WOODS CROSS -- When Li Li, a guest teacher from Yantai, China, came to Utah to teach Chinese at Viewmont, Bountiful, and Woods Cross high schools, she knew the students couldn't fully learn the language without getting a sense of their culture.
To bring the culture to the students, Li put together a Chinese Spring Gala, held last week at Woods Cross High School, full of Chinese songs and dances.
"Culture is very important for this language, so you can never separate language and culture. They are always together," said Li.
Li brought many costumes from China when she came to Utah last year, and put them to use for the nearly 70 students from the three high schools. Learning the songs helped their language skills as well.
"They can remember the language very well from learning the song," said Li.
Parker Murray, a junior at Woods Cross High, said being immersed in the culture was an experience he will never forget.

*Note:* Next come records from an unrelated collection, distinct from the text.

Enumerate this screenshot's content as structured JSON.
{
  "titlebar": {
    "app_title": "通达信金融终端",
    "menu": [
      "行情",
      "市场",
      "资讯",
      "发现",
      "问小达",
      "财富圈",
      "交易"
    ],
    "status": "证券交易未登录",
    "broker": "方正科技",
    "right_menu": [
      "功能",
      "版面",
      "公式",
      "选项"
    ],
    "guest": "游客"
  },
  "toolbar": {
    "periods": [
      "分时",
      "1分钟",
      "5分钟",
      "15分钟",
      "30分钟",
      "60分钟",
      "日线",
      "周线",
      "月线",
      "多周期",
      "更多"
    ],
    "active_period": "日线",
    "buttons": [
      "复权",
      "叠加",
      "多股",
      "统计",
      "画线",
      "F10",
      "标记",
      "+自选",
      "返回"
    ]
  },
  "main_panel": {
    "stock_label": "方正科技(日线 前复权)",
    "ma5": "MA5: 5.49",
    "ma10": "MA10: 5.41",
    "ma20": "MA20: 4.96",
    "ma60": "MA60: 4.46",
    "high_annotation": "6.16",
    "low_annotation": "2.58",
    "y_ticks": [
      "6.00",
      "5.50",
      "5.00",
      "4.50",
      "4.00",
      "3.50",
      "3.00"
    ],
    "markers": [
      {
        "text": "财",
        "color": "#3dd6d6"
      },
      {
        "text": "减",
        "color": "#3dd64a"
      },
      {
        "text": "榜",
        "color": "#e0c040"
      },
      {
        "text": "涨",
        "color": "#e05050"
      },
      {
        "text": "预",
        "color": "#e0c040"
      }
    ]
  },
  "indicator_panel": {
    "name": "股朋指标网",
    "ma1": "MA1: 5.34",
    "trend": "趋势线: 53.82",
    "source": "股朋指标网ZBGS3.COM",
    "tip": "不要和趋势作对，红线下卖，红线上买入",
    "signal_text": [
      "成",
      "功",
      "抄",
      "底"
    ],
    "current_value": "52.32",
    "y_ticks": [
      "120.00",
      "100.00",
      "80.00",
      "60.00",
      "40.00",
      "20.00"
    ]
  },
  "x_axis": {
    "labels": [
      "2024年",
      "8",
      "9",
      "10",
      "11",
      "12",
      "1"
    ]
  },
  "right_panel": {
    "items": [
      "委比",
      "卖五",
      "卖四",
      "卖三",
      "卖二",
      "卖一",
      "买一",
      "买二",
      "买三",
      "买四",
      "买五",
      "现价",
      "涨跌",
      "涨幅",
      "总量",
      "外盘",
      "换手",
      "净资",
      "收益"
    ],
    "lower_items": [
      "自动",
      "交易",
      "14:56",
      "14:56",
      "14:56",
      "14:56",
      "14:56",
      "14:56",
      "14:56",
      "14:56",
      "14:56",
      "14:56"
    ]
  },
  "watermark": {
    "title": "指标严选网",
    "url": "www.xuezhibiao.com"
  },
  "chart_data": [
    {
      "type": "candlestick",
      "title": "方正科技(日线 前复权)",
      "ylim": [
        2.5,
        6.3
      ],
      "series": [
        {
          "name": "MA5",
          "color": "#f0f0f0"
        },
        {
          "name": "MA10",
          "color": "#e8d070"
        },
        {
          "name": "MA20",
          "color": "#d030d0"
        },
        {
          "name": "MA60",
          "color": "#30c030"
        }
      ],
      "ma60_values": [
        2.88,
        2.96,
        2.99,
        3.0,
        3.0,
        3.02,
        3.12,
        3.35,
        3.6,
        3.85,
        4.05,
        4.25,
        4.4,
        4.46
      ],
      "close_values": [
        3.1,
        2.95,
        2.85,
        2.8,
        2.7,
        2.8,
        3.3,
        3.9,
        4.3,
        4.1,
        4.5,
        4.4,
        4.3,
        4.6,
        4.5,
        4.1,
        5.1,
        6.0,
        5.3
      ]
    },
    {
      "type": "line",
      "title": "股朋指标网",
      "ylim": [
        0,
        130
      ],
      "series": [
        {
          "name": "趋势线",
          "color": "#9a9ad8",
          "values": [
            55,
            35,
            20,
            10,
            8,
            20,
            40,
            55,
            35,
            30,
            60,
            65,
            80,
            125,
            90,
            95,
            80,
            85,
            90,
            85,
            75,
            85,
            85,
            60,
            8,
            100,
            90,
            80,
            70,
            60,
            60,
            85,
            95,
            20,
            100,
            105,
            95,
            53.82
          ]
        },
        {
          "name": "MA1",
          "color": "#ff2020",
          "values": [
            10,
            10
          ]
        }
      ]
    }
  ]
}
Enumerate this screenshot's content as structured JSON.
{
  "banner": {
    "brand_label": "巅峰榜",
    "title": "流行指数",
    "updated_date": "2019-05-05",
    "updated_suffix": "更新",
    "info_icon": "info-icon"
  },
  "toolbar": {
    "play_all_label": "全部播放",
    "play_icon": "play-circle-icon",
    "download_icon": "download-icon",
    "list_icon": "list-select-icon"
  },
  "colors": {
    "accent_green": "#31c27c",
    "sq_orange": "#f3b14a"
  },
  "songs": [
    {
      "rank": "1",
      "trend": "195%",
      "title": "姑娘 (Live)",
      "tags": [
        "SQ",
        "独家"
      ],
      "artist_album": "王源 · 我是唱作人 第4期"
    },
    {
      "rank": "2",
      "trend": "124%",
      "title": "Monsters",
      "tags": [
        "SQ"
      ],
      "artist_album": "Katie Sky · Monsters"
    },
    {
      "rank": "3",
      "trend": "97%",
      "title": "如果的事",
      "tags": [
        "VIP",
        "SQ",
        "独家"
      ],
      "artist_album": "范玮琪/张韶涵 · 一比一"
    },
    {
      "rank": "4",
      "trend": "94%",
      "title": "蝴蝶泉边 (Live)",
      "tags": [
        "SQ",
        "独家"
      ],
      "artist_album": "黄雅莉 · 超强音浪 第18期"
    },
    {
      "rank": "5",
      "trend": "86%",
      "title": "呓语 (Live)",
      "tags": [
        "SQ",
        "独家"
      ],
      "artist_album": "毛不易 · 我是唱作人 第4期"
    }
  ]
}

"Learning about a different language that's not Anglo-Saxon has been really interesting, and helps my Chinese a lot as we've memorized our lines. I have also learned about their culture through these songs, and how much they respect their elders," said Murray, referring to how important it is to address their elders properly in the songs they sang.
Chinese lanterns adorned the theater, and students lined the stage holding Chinese fans as they sang a song welcoming in the Chinese New Year, the most important holiday in China. Other songs spoke of the beauty of China and tunes commonly sung in the country, and dances performed from several of China's ethnic minority groups. Even first grade immersion students from Stewart and Muir elementary schools performed a song in Chinese.
Senior McKay Bryson has studied the language for three years, but said his Chinese improved dramatically working on the program.
"My pronunciation is much better with all the practicing we've done. When you are working on it two to three times a week, eventually you get pretty good," said Bryson, who admitted to being a little jealous of the first-graders that performed. "They sounded almost perfect. It's amazing to see how much easier it is to learn a language at a young age."
Amanda Sorenson, a sophomore at Viewmont High, performed in several of the dances.
"It's been really cool to learn more about their culture because it's new," said Sorenson. "Compared to traditional songs, their music is very graceful and the costumes are fun and different from what we're used to."
As Li teaches her students the language, she is constantly talking about the Chinese culture. When Li teaches the Chinese numbers, she talks about what numbers Chinese people think are lucky and unlucky.
"Chinese people don't like number four on their license plate because it has a similar pronunciation as death, and they don't want to die," said Li.